Active messages were introduced in [100] and have enjoyed considerable attention [98, , , , ]. Especially on the CM-5, where the network interface can be mapped into the user's address space, active messages have a very small overhead compared to traditional message passing. This translates into very low message latencies. However, there are some characteristics that make active messages unsuitable as a general solution to the problem of fast responding handlers. For example, bandwidth is adversely affected by the necessity to always run a handler. A data transfer method that moves data without invoking a handler will get better bandwidth.
Most active message implementations use polling to achieve the low latencies reported in the literature. Adjusting the polling frequency introduces a tradeoff between fast response time and amount of overhead attributed to unneeded polling. In some cases polling complicates a program and in others it is not appropriate. For example, in a compute intensive application that spends much of its time in libraries such as the BLAS, polling can only occur between calls to the library; hence, handler response time is poor. Interrupt driven implementations of active messages suffer from context switch overhead.

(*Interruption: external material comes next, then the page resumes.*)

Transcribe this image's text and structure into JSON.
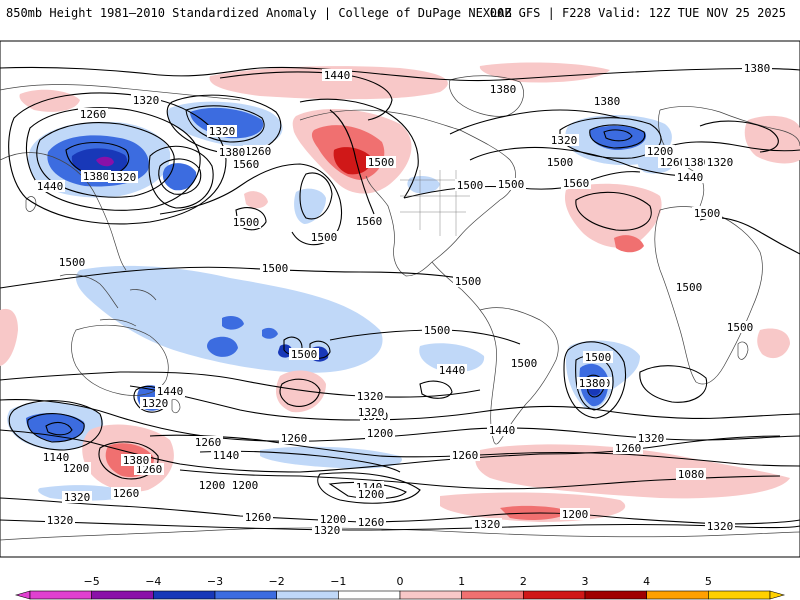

Originally, active messages were designed for communication among the nodes of the same application. Sending the actual start address of a function combined with non-existant protection and recovery mechanisms, make active messages unsuitable for use between arbitrary applications, servers, and machines.
A new organization and application programming interface remedies the shortcomings of the original active message design [58], and tries to bring active messages into the mainstream. In principle, the receive part of an active message endpoint as described in [58] resembles a single block Puma portal with an attached handler. The handler is executed when the data has been deposited into the portal. A single block Puma portal consists of a memory descriptor specifying the start address and the length of a memory segment where data is to be stored or retrieved from.
This new model addresses security and flexibility concerns but only offers the traditional choices to handle incoming messages: polling or interrupt driven with the handler in the user's address space.